I have one very large complaint about the Tax Foundation’s modeling strategy. It is grossly inadequate to the problem. They estimate planned, constant tariffs. We have unplanned, chaotic, constantly moving tariffs. Thus all of the normal adjustments that could be made to reduce and cushion the adverse impact cannot be made. And there are a host of other production- and employment-reducing steps that are now being taken in order for firms to buy insurance against future random chaos-monkey tariff moves on the part of Trump.

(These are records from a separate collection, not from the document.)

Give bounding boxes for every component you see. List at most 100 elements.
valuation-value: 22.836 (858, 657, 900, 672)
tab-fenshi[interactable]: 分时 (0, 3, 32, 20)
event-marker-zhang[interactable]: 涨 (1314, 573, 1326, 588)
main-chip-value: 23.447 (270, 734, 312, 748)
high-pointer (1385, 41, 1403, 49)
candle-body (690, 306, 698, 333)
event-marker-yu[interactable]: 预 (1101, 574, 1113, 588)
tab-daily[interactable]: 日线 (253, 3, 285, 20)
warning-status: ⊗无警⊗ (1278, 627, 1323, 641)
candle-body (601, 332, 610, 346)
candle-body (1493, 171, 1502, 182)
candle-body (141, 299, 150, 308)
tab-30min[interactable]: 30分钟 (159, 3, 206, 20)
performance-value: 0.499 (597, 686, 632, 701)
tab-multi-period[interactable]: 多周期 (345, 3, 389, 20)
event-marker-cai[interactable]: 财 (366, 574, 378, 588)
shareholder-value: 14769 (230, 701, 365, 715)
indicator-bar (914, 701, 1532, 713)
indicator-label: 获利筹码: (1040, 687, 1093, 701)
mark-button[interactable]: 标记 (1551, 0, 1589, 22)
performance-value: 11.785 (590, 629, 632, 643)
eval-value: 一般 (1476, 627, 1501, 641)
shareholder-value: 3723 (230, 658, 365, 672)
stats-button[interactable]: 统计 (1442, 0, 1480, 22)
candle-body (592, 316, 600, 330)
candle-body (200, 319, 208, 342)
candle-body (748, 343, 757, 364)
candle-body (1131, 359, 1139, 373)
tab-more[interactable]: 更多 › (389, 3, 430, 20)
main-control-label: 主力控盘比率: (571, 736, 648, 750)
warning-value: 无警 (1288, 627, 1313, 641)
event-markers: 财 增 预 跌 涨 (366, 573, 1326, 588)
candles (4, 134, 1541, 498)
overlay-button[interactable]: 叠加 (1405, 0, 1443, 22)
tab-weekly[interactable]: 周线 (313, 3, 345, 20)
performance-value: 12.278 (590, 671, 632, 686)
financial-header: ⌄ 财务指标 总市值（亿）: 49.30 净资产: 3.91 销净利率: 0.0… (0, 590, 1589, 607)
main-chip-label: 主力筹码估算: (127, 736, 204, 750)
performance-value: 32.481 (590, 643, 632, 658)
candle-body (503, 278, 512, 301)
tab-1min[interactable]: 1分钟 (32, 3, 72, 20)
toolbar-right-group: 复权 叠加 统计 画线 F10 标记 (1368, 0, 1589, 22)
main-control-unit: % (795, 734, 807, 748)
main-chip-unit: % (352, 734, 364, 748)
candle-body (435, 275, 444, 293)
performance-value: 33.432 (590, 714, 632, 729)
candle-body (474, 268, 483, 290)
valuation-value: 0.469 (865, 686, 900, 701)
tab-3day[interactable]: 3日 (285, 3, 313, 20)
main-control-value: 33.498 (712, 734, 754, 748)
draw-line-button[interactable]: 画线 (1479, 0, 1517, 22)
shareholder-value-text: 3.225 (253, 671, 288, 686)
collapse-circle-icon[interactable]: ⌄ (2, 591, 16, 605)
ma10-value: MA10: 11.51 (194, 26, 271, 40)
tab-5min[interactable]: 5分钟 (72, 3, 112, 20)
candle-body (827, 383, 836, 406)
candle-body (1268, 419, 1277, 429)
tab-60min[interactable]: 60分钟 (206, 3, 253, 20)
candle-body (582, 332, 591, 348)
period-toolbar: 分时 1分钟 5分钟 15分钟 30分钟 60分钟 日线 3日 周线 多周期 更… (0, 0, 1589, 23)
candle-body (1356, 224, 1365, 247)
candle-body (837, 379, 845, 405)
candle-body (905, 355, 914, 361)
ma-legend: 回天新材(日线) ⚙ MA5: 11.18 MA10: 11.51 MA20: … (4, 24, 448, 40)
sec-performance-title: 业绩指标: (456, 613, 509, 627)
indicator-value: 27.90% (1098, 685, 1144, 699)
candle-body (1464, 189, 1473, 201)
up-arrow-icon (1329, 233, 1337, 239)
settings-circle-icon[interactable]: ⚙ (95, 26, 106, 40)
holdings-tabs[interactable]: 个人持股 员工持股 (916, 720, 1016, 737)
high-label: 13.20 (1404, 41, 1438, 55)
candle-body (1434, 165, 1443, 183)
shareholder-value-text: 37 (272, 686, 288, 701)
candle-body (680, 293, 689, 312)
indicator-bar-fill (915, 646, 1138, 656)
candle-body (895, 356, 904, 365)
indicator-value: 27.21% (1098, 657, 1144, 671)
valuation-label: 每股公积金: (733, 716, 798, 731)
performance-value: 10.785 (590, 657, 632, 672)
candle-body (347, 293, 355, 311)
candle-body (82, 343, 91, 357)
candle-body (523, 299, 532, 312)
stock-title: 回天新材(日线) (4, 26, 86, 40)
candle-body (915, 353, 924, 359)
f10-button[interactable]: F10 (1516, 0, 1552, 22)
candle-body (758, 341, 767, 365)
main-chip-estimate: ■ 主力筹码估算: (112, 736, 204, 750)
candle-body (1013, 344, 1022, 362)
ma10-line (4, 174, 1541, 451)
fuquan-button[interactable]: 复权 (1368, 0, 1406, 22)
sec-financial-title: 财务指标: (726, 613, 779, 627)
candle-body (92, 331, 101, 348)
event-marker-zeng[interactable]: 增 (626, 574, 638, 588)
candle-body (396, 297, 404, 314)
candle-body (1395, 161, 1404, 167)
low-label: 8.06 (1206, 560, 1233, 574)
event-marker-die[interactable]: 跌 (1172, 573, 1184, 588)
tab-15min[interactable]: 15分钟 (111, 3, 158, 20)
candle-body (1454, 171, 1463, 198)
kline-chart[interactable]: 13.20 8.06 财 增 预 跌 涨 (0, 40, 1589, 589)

My personal guess is that the actual likely damage is perhaps five times larger, plus added additional risk-aversion general-equilibrium effects arising because foreign powers will not simply retaliate to imposed tariffs, but understand that every point of integration of their economies with the United States—whether viewing the U.S. as customer, supplier, or value-chain participant—is an extra point of potential attempts by Trump and his band of grifters to try to exert leverage.
But step back: The deeper point and argument is one that we have known since before Orwell: the point of doublethink is not to channel thought and analysis, but rather to demonstrate power.